Mechanically, you earn the total return when you buy and hold a real bond or a bond ETF. By contrast, bond futures are financed instruments, so you earn the excess return (total return MINUS financing cost). So all else equal, futures will ALWAYS perform worse than a bond, because of the drag from the financing cost (unless the financing rate is negative, which is happening in some parts of the world). This may sound bad for futures, but it's actually really easy to address. When you buy futures, you save a lot of cash since the margin requirement is minimal; if you invest that cash and earn a return on it, and attribute the return back to the futures, you're basically back to earning the full total return again. This is known as "fully collateralizing" your futures. The question is, will the return you earn on cash be enough to offset futures' implied financing costs? If you're an institutional investor that's active in the repo market or can access enhanced cash products, it shouldn't be a problem at all. In fact, this is another source for performance enhancements!
The next question you have to ask is – what bond benchmark are you trying to track and how much tracking error can you tolerate? Let's say you're trying to track the Bloomoberg Barclays 7-10 yr Treasury Index, then buying IEF
is the simplest thing to do – the ETF holds a basket of 7-10yr Treasuries to mimic the return of the index; Blackrock charges a management fee for doing that, but at least you won't need to go out and buy every 7-10yr bond at the right proportion yourself. By contrast, using the TY futures (10-year Treasury note contract) will get you close from a duration perspective, but there will be some tracking errors. This is because the underlying of the TY contract is a basket of bonds with maturities ranging from 6.5 years to 10 years. Instead of tracking all of these bonds, the TY contract tracks the cheapest to deliver in this basket, and this cheapest-to-deliver issue can change around. So not only are you not tracking the 7-10yr sector perfectly (which may or may not be an issue), you're exposing yourself to a ton of intricacies specific to bond futures. You'll also need to roll your futures contracts every three months. If you forget to roll them, you may find yourself in a position to take delivery of a large amount of cash bonds that you might not actually want.
On the other hand, if your benchmark is the full Bloomberg Barclays US Treasury Index, using ETF is no longer a great idea. You need several ETFs (SHY, IEF, TLT, maybe others) and weigh them according to benchmark weights, but SHY is super illiquid. By contrast, you can easily use a basket of futures (TU, FV, TY, US & WN) to strategically mirror the index's duration and maturity buckets; there are no liquidity issues with any of these contracts and the execution costs are minimal. As far as I'm aware, this is the most popular ways to get exposure to the Treasury index, and the tracking error is admirable.
If you're not trying to track any benchmark at all and you just need some duration risk, then it almost doesn't matter.
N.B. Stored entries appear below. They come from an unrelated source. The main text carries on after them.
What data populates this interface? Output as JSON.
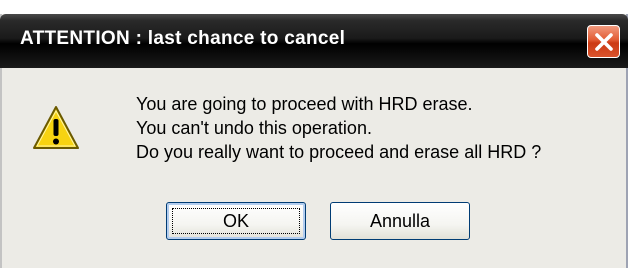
{
  "dialog": {
    "title": "ATTENTION : last chance to cancel",
    "icon": "warning-icon",
    "message_lines": [
      "You are going to proceed with HRD erase.",
      "You can't undo this operation.",
      "Do you really want to proceed and erase all HRD ?"
    ],
    "buttons": {
      "ok_label": "OK",
      "cancel_label": "Annulla"
    }
  },
  "colors": {
    "titlebar": "#000000",
    "close_button": "#e25b33",
    "dialog_background": "#ecebe6",
    "button_border": "#003c74"
  }
}
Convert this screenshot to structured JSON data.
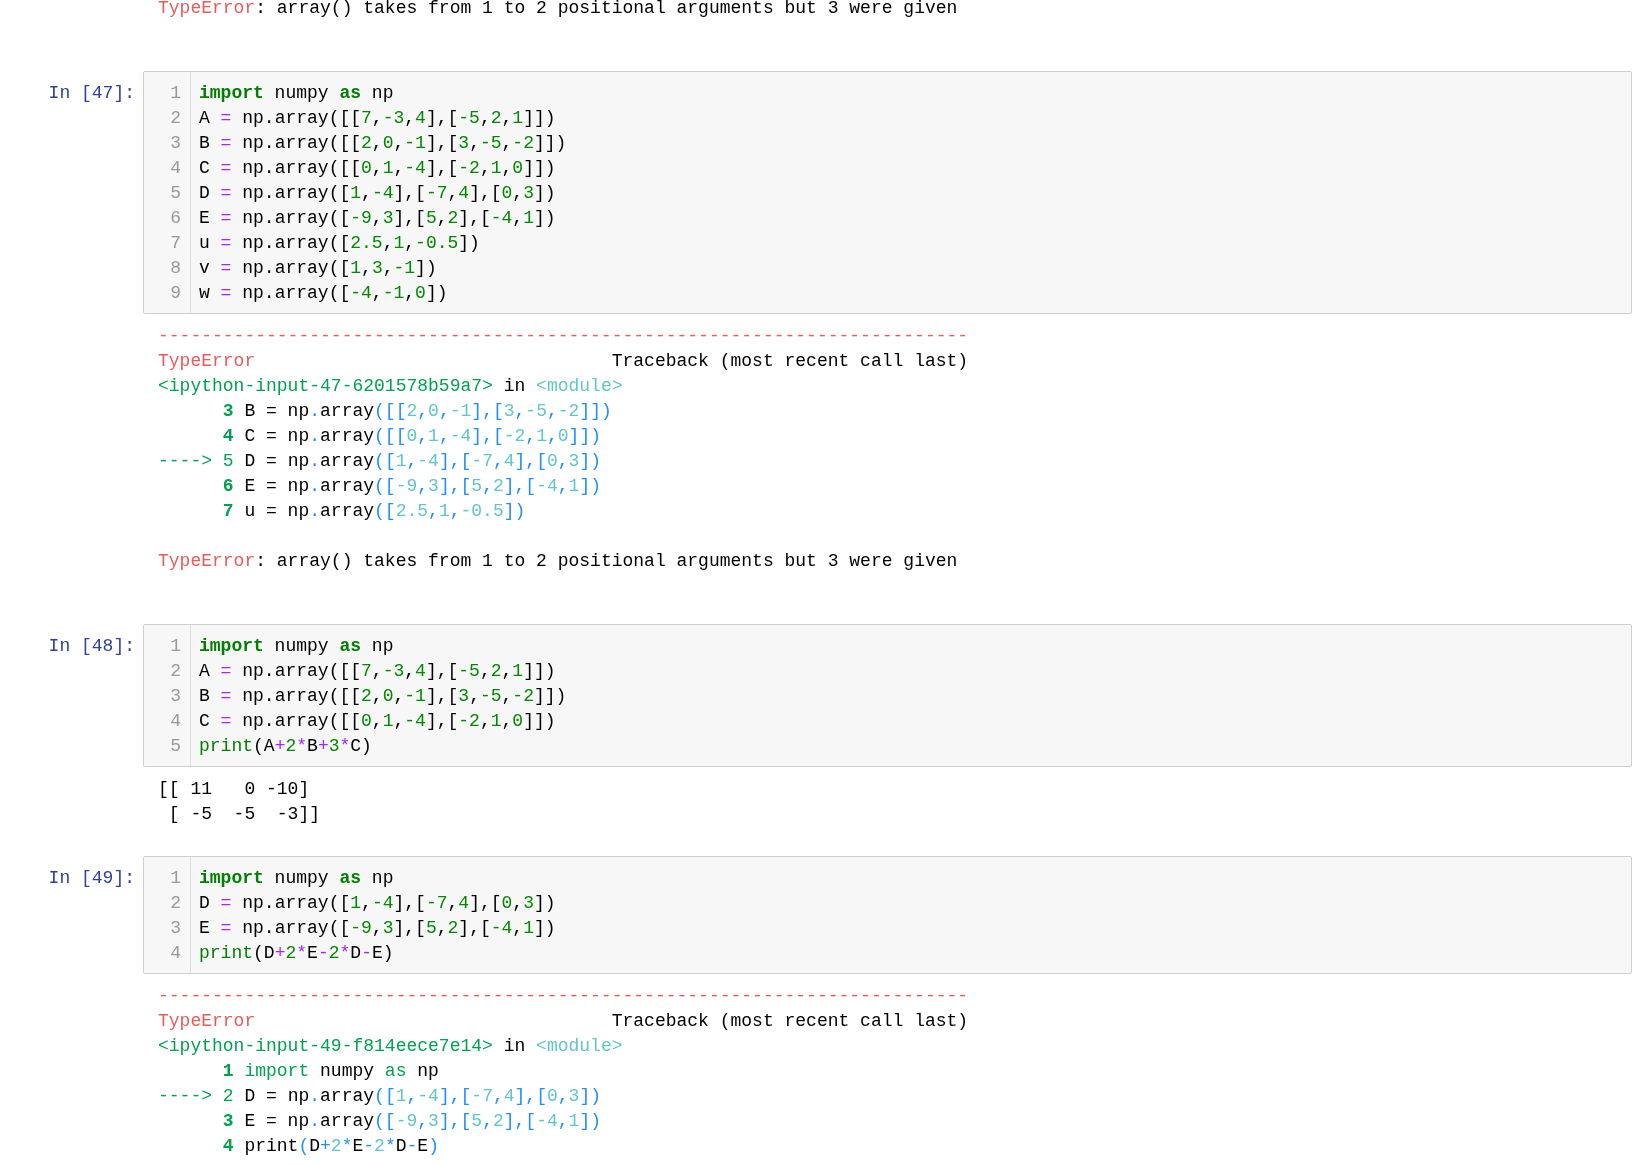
{
  "cells": [
    {
      "output": {
        "kind": "error",
        "lines": [
          {
            "kind": "message",
            "segments": [
              {
                "kind": "error",
                "text": "TypeError"
              },
              {
                "kind": "plain",
                "text": ": array() takes from 1 to 2 positional arguments but 3 were given"
              }
            ]
          }
        ]
      }
    },
    {
      "prompt": "In [47]:",
      "code": [
        {
          "number": "1",
          "segments": [
            {
              "kind": "keyword",
              "text": "import"
            },
            {
              "kind": "code",
              "text": " numpy "
            },
            {
              "kind": "keyword",
              "text": "as"
            },
            {
              "kind": "code",
              "text": " np"
            }
          ]
        },
        {
          "number": "2",
          "segments": [
            {
              "kind": "code",
              "text": "A = np.array([[7,-3,4],[-5,2,1]])"
            }
          ]
        },
        {
          "number": "3",
          "segments": [
            {
              "kind": "code",
              "text": "B = np.array([[2,0,-1],[3,-5,-2]])"
            }
          ]
        },
        {
          "number": "4",
          "segments": [
            {
              "kind": "code",
              "text": "C = np.array([[0,1,-4],[-2,1,0]])"
            }
          ]
        },
        {
          "number": "5",
          "segments": [
            {
              "kind": "code",
              "text": "D = np.array([1,-4],[-7,4],[0,3])"
            }
          ]
        },
        {
          "number": "6",
          "segments": [
            {
              "kind": "code",
              "text": "E = np.array([-9,3],[5,2],[-4,1])"
            }
          ]
        },
        {
          "number": "7",
          "segments": [
            {
              "kind": "code",
              "text": "u = np.array([2.5,1,-0.5])"
            }
          ]
        },
        {
          "number": "8",
          "segments": [
            {
              "kind": "code",
              "text": "v = np.array([1,3,-1])"
            }
          ]
        },
        {
          "number": "9",
          "segments": [
            {
              "kind": "code",
              "text": "w = np.array([-4,-1,0])"
            }
          ]
        }
      ],
      "output": {
        "kind": "error",
        "lines": [
          {
            "kind": "rule",
            "segments": [
              {
                "kind": "error",
                "text": "---------------------------------------------------------------------------"
              }
            ]
          },
          {
            "kind": "frame",
            "segments": [
              {
                "kind": "error",
                "text": "TypeError"
              },
              {
                "kind": "plain",
                "text": "                                 Traceback (most recent call last)"
              }
            ]
          },
          {
            "kind": "frame",
            "segments": [
              {
                "kind": "green",
                "text": "<ipython-input-47-6201578b59a7>"
              },
              {
                "kind": "plain",
                "text": " in "
              },
              {
                "kind": "cyan",
                "text": "<module>"
              }
            ]
          },
          {
            "kind": "frame",
            "segments": [
              {
                "kind": "lineno",
                "text": "3"
              },
              {
                "kind": "plain",
                "text": " B = np"
              },
              {
                "kind": "args",
                "text": "."
              },
              {
                "kind": "plain",
                "text": "array"
              },
              {
                "kind": "args",
                "text": "([[2,0,-1],[3,-5,-2]])"
              }
            ]
          },
          {
            "kind": "frame",
            "segments": [
              {
                "kind": "lineno",
                "text": "4"
              },
              {
                "kind": "plain",
                "text": " C = np"
              },
              {
                "kind": "args",
                "text": "."
              },
              {
                "kind": "plain",
                "text": "array"
              },
              {
                "kind": "args",
                "text": "([[0,1,-4],[-2,1,0]])"
              }
            ]
          },
          {
            "kind": "frame",
            "segments": [
              {
                "kind": "green",
                "text": "----> 5"
              },
              {
                "kind": "plain",
                "text": " D = np"
              },
              {
                "kind": "args",
                "text": "."
              },
              {
                "kind": "plain",
                "text": "array"
              },
              {
                "kind": "args",
                "text": "([1,-4],[-7,4],[0,3])"
              }
            ]
          },
          {
            "kind": "frame",
            "segments": [
              {
                "kind": "lineno",
                "text": "6"
              },
              {
                "kind": "plain",
                "text": " E = np"
              },
              {
                "kind": "args",
                "text": "."
              },
              {
                "kind": "plain",
                "text": "array"
              },
              {
                "kind": "args",
                "text": "([-9,3],[5,2],[-4,1])"
              }
            ]
          },
          {
            "kind": "frame",
            "segments": [
              {
                "kind": "lineno",
                "text": "7"
              },
              {
                "kind": "plain",
                "text": " u = np"
              },
              {
                "kind": "args",
                "text": "."
              },
              {
                "kind": "plain",
                "text": "array"
              },
              {
                "kind": "args",
                "text": "([2.5,1,-0.5])"
              }
            ]
          },
          {
            "kind": "message",
            "segments": [
              {
                "kind": "error",
                "text": "TypeError"
              },
              {
                "kind": "plain",
                "text": ": array() takes from 1 to 2 positional arguments but 3 were given"
              }
            ]
          }
        ]
      }
    },
    {
      "prompt": "In [48]:",
      "code": [
        {
          "number": "1",
          "segments": [
            {
              "kind": "keyword",
              "text": "import"
            },
            {
              "kind": "code",
              "text": " numpy "
            },
            {
              "kind": "keyword",
              "text": "as"
            },
            {
              "kind": "code",
              "text": " np"
            }
          ]
        },
        {
          "number": "2",
          "segments": [
            {
              "kind": "code",
              "text": "A = np.array([[7,-3,4],[-5,2,1]])"
            }
          ]
        },
        {
          "number": "3",
          "segments": [
            {
              "kind": "code",
              "text": "B = np.array([[2,0,-1],[3,-5,-2]])"
            }
          ]
        },
        {
          "number": "4",
          "segments": [
            {
              "kind": "code",
              "text": "C = np.array([[0,1,-4],[-2,1,0]])"
            }
          ]
        },
        {
          "number": "5",
          "segments": [
            {
              "kind": "builtin",
              "text": "print"
            },
            {
              "kind": "code",
              "text": "(A+2*B+3*C)"
            }
          ]
        }
      ],
      "output": {
        "kind": "stream",
        "lines": [
          {
            "kind": "text",
            "segments": [
              {
                "kind": "plain",
                "text": "[[ 11   0 -10]"
              }
            ]
          },
          {
            "kind": "text",
            "segments": [
              {
                "kind": "plain",
                "text": " [ -5  -5  -3]]"
              }
            ]
          }
        ]
      }
    },
    {
      "prompt": "In [49]:",
      "code": [
        {
          "number": "1",
          "segments": [
            {
              "kind": "keyword",
              "text": "import"
            },
            {
              "kind": "code",
              "text": " numpy "
            },
            {
              "kind": "keyword",
              "text": "as"
            },
            {
              "kind": "code",
              "text": " np"
            }
          ]
        },
        {
          "number": "2",
          "segments": [
            {
              "kind": "code",
              "text": "D = np.array([1,-4],[-7,4],[0,3])"
            }
          ]
        },
        {
          "number": "3",
          "segments": [
            {
              "kind": "code",
              "text": "E = np.array([-9,3],[5,2],[-4,1])"
            }
          ]
        },
        {
          "number": "4",
          "segments": [
            {
              "kind": "builtin",
              "text": "print"
            },
            {
              "kind": "code",
              "text": "(D+2*E-2*D-E)"
            }
          ]
        }
      ],
      "output": {
        "kind": "error",
        "lines": [
          {
            "kind": "rule",
            "segments": [
              {
                "kind": "error",
                "text": "---------------------------------------------------------------------------"
              }
            ]
          },
          {
            "kind": "frame",
            "segments": [
              {
                "kind": "error",
                "text": "TypeError"
              },
              {
                "kind": "plain",
                "text": "                                 Traceback (most recent call last)"
              }
            ]
          },
          {
            "kind": "frame",
            "segments": [
              {
                "kind": "green",
                "text": "<ipython-input-49-f814eece7e14>"
              },
              {
                "kind": "plain",
                "text": " in "
              },
              {
                "kind": "cyan",
                "text": "<module>"
              }
            ]
          },
          {
            "kind": "frame",
            "segments": [
              {
                "kind": "lineno",
                "text": "1"
              },
              {
                "kind": "green",
                "text": " import"
              },
              {
                "kind": "plain",
                "text": " numpy "
              },
              {
                "kind": "green",
                "text": "as"
              },
              {
                "kind": "plain",
                "text": " np"
              }
            ]
          },
          {
            "kind": "frame",
            "segments": [
              {
                "kind": "green",
                "text": "----> 2"
              },
              {
                "kind": "plain",
                "text": " D = np"
              },
              {
                "kind": "args",
                "text": "."
              },
              {
                "kind": "plain",
                "text": "array"
              },
              {
                "kind": "args",
                "text": "([1,-4],[-7,4],[0,3])"
              }
            ]
          },
          {
            "kind": "frame",
            "segments": [
              {
                "kind": "lineno",
                "text": "3"
              },
              {
                "kind": "plain",
                "text": " E = np"
              },
              {
                "kind": "args",
                "text": "."
              },
              {
                "kind": "plain",
                "text": "array"
              },
              {
                "kind": "args",
                "text": "([-9,3],[5,2],[-4,1])"
              }
            ]
          },
          {
            "kind": "frame",
            "segments": [
              {
                "kind": "lineno",
                "text": "4"
              },
              {
                "kind": "plain",
                "text": " print"
              },
              {
                "kind": "args",
                "text": "("
              },
              {
                "kind": "plain",
                "text": "D"
              },
              {
                "kind": "args",
                "text": "+2*"
              },
              {
                "kind": "plain",
                "text": "E"
              },
              {
                "kind": "args",
                "text": "-2*"
              },
              {
                "kind": "plain",
                "text": "D"
              },
              {
                "kind": "args",
                "text": "-"
              },
              {
                "kind": "plain",
                "text": "E"
              },
              {
                "kind": "args",
                "text": ")"
              }
            ]
          }
        ]
      }
    }
  ]
}
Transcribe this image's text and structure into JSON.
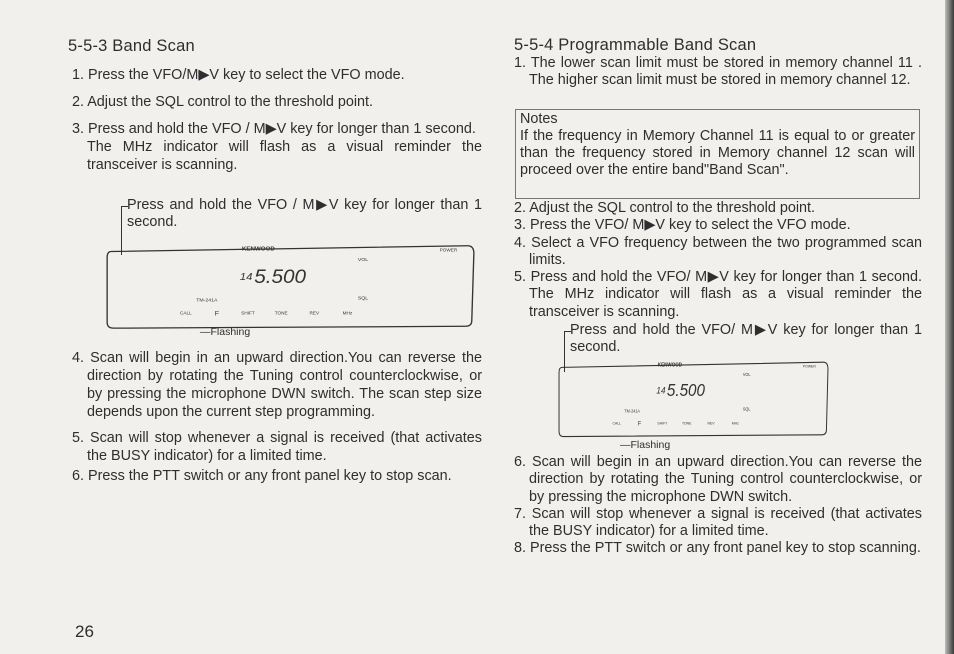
{
  "left": {
    "heading": "5-5-3    Band Scan",
    "steps": [
      "1. Press the VFO/M▶V key to select the VFO mode.",
      "2. Adjust the SQL control to the threshold point.",
      "3. Press and hold the VFO / M▶V key for longer than 1 second.",
      "The MHz indicator will flash as a visual reminder  the transceiver is scanning.",
      "4. Scan will begin in an upward direction.You can reverse the direction by rotating the Tuning control counterclockwise, or by pressing the microphone DWN switch. The scan step size depends upon the current step programming.",
      "5. Scan will stop whenever a signal is received (that activates the BUSY indicator) for a limited time.",
      "6. Press the PTT switch or any front panel key to stop scan."
    ],
    "callout": "Press and hold the VFO / M▶V key for longer than 1 second.",
    "flashing": "Flashing"
  },
  "right": {
    "heading": "5-5-4    Programmable Band Scan",
    "step1": "1. The lower scan limit must be stored in memory channel 11 . The higher scan limit must be stored in memory channel 12.",
    "notes_title": "Notes",
    "notes_body": "If the frequency in Memory Channel 11 is equal to or greater than the frequency stored in Memory channel 12 scan will proceed over the entire band\"Band Scan\".",
    "steps": [
      "2. Adjust the SQL control to the threshold point.",
      "3. Press the VFO/ M▶V key to select the VFO mode.",
      "4. Select a VFO frequency between the two programmed scan limits.",
      "5. Press and hold the VFO/ M▶V key for longer than 1 second. The MHz indicator will flash as a visual reminder  the transceiver is scanning.",
      "6. Scan will begin in an upward direction.You can reverse the direction by rotating the Tuning control counterclockwise, or by pressing the microphone DWN switch.",
      "7. Scan will stop whenever a signal is received (that activates the BUSY indicator) for a limited time.",
      "8. Press the PTT switch or any front panel key to stop scanning."
    ],
    "callout": "Press and hold the VFO/ M▶V key for longer than 1 second.",
    "flashing": "Flashing"
  },
  "radio": {
    "brand": "KENWOOD",
    "freq_small": "14",
    "freq_large": "5.500",
    "model": "TM-241A",
    "vol": "VOL",
    "sql": "SQL",
    "power": "POWER",
    "buttons": [
      "CALL",
      "F",
      "SHIFT",
      "TONE",
      "REV",
      "MHz"
    ]
  },
  "page_number": "26"
}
You'd evaluate how much duration risk you need and choose the cheapest implementation for the position size you have in mind.
Finally, some broad comments on the relative performance, based on replicating the US Treasury Index using either (fully collateralized) bond futures or ETFs. Before the financial crisis, the futures portfolio had a fairly consistent edge. This is because the switch option in futures was routined overpriced, making futures contracts too cheap relative to fair values. So you got a boost from "selling" that expensive option to shorts. Nowadays the switch option is worthless, so this tidy outperformance has disappeared. How things will unfold in the next decade is anyone's guess, and probably not a bet to be taken by a long-term strategic investor.